+++ This bug was initially created as a clone of Bug #1119894 +++
Description of problem:
I am running glusterfs 3.4.2 on linux kernel version 126.96.36.199 on two x86_64 board with 16 GB of RAM each. I have several gluster file-systems (close to 10)in twin-replicated mode containing around 4 GB of data aggregate.
Sometimes, following reboot of boards, I observe that glustershd memory % in top output increases above 50% (over 8 GB) causing problems when trying to run other key processes.
Version-Release number of selected component (if applicable):
linux kernel 188.8.131.52
Intermittent. Our systems reboot very frequently and during testing we often format our disks to clean out the bricks and then add them back. So, there is quite a lot of 'uncontrolled' self heal going on on our systems.
Steps to Reproduce:
1. Remove all the bricks on one of the serves from all replicated volumes.
2. Erase the logical volumes that comprise these brcks.
3. Re-create the bricks and add them back to the replicated volumes causing massive heal of data.
Sometimes, maybe around once in 20-30 times glustershd memory usage exceeds 50% (8 GB) causing other applications to fail spawn/terminate abruptly. Work around is to kill glustershd, and then restart /etc/init.d/glusterd to get the former to spawn back.
We would expect the memory usage to fall within a reasonable ceiling, say, 20%?
Please note that this bug is specifically for high memory consumption by the glusterfs self-heal daemon. I am aware that several other bugs exist in bugzilla catering to generic high memory consumption by glusterfs daemons, or maybe specific ones such as those pertaining to gfs nfs.
--- Additional comment from Pranith Kumar K on 2014-07-16 03:11:16 EDT ---
I took the statedump and found that the process is leaking 'path' from circular buffers it uses to remember the last 1024 entries that healed/failed/split-brain.
http://review.gluster.org/4790 has the fix which enables the data structure to give a cleanup function for freeing the data structure.
--- Additional comment from Pranith Kumar K on 2014-07-16 05:55:16 EDT ---
Found one more 'dict' leak in metadata self-heal. This leak is present even in 3.5.x. Will be cloning this bug. Thanks a lot Anirban for raising the issue.

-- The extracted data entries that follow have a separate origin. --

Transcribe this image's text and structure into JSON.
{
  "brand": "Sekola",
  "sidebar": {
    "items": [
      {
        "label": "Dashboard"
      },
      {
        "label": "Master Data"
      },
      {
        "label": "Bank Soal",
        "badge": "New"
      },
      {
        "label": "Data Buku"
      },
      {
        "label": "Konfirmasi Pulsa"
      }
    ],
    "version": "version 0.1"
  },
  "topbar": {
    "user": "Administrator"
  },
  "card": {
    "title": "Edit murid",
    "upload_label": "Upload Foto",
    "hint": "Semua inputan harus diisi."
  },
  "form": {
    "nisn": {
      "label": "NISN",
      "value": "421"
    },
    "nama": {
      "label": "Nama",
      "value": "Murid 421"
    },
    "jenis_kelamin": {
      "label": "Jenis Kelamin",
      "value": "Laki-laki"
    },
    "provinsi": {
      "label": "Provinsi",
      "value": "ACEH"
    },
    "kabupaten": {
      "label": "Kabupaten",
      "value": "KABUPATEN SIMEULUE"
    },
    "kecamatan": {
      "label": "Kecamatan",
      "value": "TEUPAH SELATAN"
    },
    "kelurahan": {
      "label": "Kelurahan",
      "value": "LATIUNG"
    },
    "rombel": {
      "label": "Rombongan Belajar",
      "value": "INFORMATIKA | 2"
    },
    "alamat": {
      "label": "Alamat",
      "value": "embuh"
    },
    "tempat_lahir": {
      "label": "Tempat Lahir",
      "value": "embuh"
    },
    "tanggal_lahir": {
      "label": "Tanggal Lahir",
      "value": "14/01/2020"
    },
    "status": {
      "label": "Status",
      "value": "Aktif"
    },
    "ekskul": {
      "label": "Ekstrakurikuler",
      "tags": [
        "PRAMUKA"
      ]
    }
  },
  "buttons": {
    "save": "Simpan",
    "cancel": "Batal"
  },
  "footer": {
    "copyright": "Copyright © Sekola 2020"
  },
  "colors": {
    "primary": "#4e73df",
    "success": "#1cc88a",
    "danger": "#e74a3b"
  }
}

--- Additional comment from Pranith Kumar K on 2014-07-16 06:34:57 EDT ---
'dict' leak I mentioned above only exists in 3.5.x it seems. So the only leak in 3.4.2 is the one mentioned in comment-1
REVIEW: http://review.gluster.org/8316 (cluster/afr: Fix leaks in self-heal code path) posted (#1) for review on release-3.5 by Pranith Kumar Karampuri (pkarampu)
COMMIT: http://review.gluster.org/8316 committed in release-3.5 by Niels de Vos (ndevos)

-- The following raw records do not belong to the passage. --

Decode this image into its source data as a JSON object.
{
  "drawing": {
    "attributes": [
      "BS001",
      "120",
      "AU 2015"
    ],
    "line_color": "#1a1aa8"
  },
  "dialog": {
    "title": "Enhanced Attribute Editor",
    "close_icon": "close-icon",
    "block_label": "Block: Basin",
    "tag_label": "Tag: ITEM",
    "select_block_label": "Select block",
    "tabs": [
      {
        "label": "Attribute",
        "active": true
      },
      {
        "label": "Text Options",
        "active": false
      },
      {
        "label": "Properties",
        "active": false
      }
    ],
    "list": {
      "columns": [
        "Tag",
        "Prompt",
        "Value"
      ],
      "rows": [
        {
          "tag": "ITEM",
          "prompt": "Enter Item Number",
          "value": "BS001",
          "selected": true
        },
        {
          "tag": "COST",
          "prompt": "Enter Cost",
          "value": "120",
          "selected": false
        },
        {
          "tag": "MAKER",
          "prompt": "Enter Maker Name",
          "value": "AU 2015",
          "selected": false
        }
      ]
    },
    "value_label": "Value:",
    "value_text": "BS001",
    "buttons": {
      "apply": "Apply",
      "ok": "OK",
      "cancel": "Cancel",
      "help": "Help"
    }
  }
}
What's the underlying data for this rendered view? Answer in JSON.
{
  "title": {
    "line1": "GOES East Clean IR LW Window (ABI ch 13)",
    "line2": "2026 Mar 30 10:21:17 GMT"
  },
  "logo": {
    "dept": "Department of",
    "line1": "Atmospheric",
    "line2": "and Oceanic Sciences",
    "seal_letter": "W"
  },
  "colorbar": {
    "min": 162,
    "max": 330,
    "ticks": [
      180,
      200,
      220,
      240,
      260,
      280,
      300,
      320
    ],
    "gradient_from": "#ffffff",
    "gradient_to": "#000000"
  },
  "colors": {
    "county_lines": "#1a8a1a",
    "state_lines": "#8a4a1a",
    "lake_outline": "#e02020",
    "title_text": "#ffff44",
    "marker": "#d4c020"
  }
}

Author: Pranith Kumar K <pkarampu>
Date: Wed Jul 16 15:03:19 2014 +0530
cluster/afr: Fix leaks in self-heal code path
Signed-off-by: Pranith Kumar K <pkarampu>
Tested-by: Gluster Build System <jenkins.com>
Reviewed-by: Krishnan Parthasarathi <kparthas>
Reviewed-by: Ravishankar N <ravishankar>
Reviewed-by: Niels de Vos <ndevos>
The first (and last?) Beta for GlusterFS 3.5.2 has been released . Please verify if the release solves this bug report for you. In case the glusterfs-3.5.2beta1 release does not have a resolution for this issue, leave a comment in this bug and move the status to ASSIGNED. If this release fixes the problem for you, leave a note and change the status to VERIFIED.

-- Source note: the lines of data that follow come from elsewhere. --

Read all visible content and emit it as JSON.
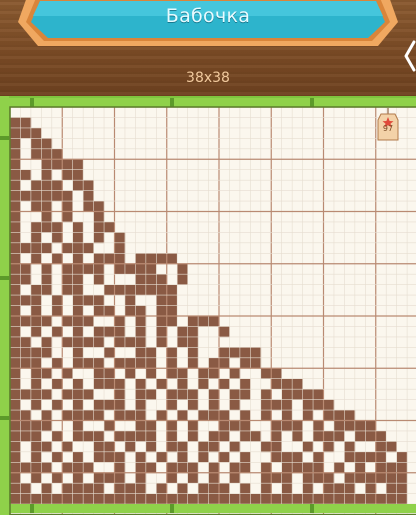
{
  "header": {
    "title": "Бабочка",
    "size_label": "38x38"
  },
  "badge": {
    "value": "97",
    "icon": "star-icon"
  },
  "colors": {
    "filled": "#8a5a44",
    "cell_bg": "#fbf7ee",
    "grid_thin": "#e6ddd0",
    "grid_thick": "#b98a72",
    "bamboo": "#7ec43e",
    "plate": "#2db4cc",
    "plate_border": "#f0a860"
  },
  "puzzle": {
    "cols": 38,
    "rows": 38,
    "visible_cols": 39,
    "visible_rows": 39,
    "filled_rows": [
      "......................................",
      "##....................................",
      "###...................................",
      "#.##..................................",
      "#.###.................................",
      "#..####...............................",
      "##.#.##...............................",
      "#.###.##..............................",
      "######.#..............................",
      "#.##.#.##.............................",
      "#..#.#..#.............................",
      "#.###.#.##............................",
      "#.#.#.#.#.#...........................",
      "####.###..#...........................",
      "#.#.#.#.###.####......................",
      "##.#.####.####..#.....................",
      "##.#.##.#...###.#.....................",
      "#.##.##..#######......................",
      "###.#.###..#..##......................",
      "#.#.#.#.##.##.##......................",
      "####.###..#.#.##.###..................",
      "#.#.#.#.###.#.#.##..#.................",
      "##.#.####.###.#.##....................",
      "####..#..#..##.#.#..####..............",
      "###.#.###.####.#.#.##.##..............",
      "#.##.#..##.#.#.##.##.#..##............",
      "#.#.#.#.###.#.#.#.#.#.#..###..........",
      "####.###..#.##.###.#.##.#.####........",
      "#.#.#.#.###.#..#.#.#.#..###.###.......",
      "##.#.####.###.#.#.###.#.#.#.#.###.....",
      "####..#..#..##.#.#..###..###.#.####...",
      "###.#.###.####.#.#.##.##.#.#.###.###..",
      "#.##.#..##.#.#.##.##.#..##..#.#.#..##.",
      "#.#.#.#.###.#.#.#.#.#.#..###.#..####.#",
      "####.###..#.##.###.#.##.#.####.#.#.###",
      "#.#.#.#.###.#..#.#.#.#..###.###.######",
      "##.#.####.###.#.#.###.#.#.#.#.###.#.##",
      "######################################"
    ]
  }
}
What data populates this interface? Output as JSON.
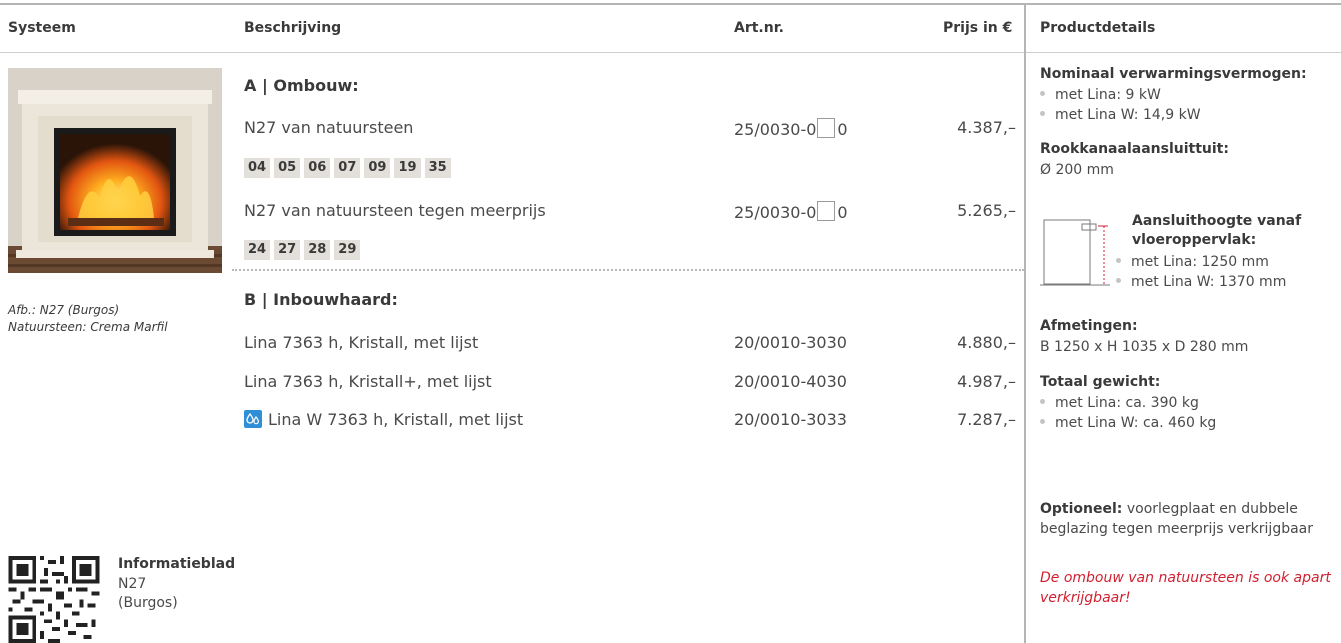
{
  "header": {
    "systeem": "Systeem",
    "beschrijving": "Beschrijving",
    "artnr": "Art.nr.",
    "prijs": "Prijs in €",
    "productdetails": "Productdetails"
  },
  "image": {
    "caption_line1": "Afb.: N27 (Burgos)",
    "caption_line2": "Natuursteen: Crema Marfil"
  },
  "section_a": {
    "title": "A | Ombouw:",
    "rows": [
      {
        "desc": "N27 van natuursteen",
        "art_prefix": "25/0030-0",
        "art_suffix": "0",
        "price": "4.387,–"
      },
      {
        "desc": "N27 van natuursteen tegen meerprijs",
        "art_prefix": "25/0030-0",
        "art_suffix": "0",
        "price": "5.265,–"
      }
    ],
    "swatches_1": [
      "04",
      "05",
      "06",
      "07",
      "09",
      "19",
      "35"
    ],
    "swatches_2": [
      "24",
      "27",
      "28",
      "29"
    ]
  },
  "section_b": {
    "title": "B | Inbouwhaard:",
    "rows": [
      {
        "desc": "Lina 7363 h, Kristall, met lijst",
        "art": "20/0010-3030",
        "price": "4.880,–"
      },
      {
        "desc": "Lina 7363 h, Kristall+, met lijst",
        "art": "20/0010-4030",
        "price": "4.987,–"
      },
      {
        "desc": "Lina W 7363 h, Kristall, met lijst",
        "art": "20/0010-3033",
        "price": "7.287,–",
        "icon": "water-drops-icon"
      }
    ]
  },
  "info": {
    "title": "Informatieblad",
    "line1": "N27",
    "line2": "(Burgos)"
  },
  "details": {
    "power_title": "Nominaal verwarmingsvermogen:",
    "power_items": [
      "met Lina: 9 kW",
      "met Lina W: 14,9 kW"
    ],
    "flue_title": "Rookkanaalaansluittuit:",
    "flue_value": "Ø 200 mm",
    "height_title_1": "Aansluithoogte vanaf",
    "height_title_2": "vloeroppervlak:",
    "height_items": [
      "met Lina: 1250 mm",
      "met Lina W: 1370 mm"
    ],
    "dims_title": "Afmetingen:",
    "dims_value": "B 1250 x H 1035 x D 280 mm",
    "weight_title": "Totaal gewicht:",
    "weight_items": [
      "met Lina: ca. 390 kg",
      "met Lina W: ca. 460 kg"
    ],
    "optional_label": "Optioneel:",
    "optional_text": " voorlegplaat en dubbele beglazing tegen meerprijs verkrijgbaar",
    "note": "De ombouw van natuursteen is ook apart verkrijgbaar!"
  },
  "colors": {
    "accent_red": "#d11f2f",
    "icon_blue": "#2f8fd6",
    "swatch_bg": "#e3e0dc"
  }
}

Packages for several distributions should become available in the near future. Keep an eye on the Gluster Users mailinglist  and the update (possibly an "updates-testing" repository) infrastructure for your distribution.
This bug is getting closed because a release has been made available that should address the reported issue. In case the problem is still not fixed with glusterfs-3.5.2, please reopen this bug report.
glusterfs-3.5.2 has been announced on the Gluster Users mailinglist , packages for several distributions should become available in the near future. Keep an eye on the Gluster Users mailinglist  and the update infrastructure for your distribution.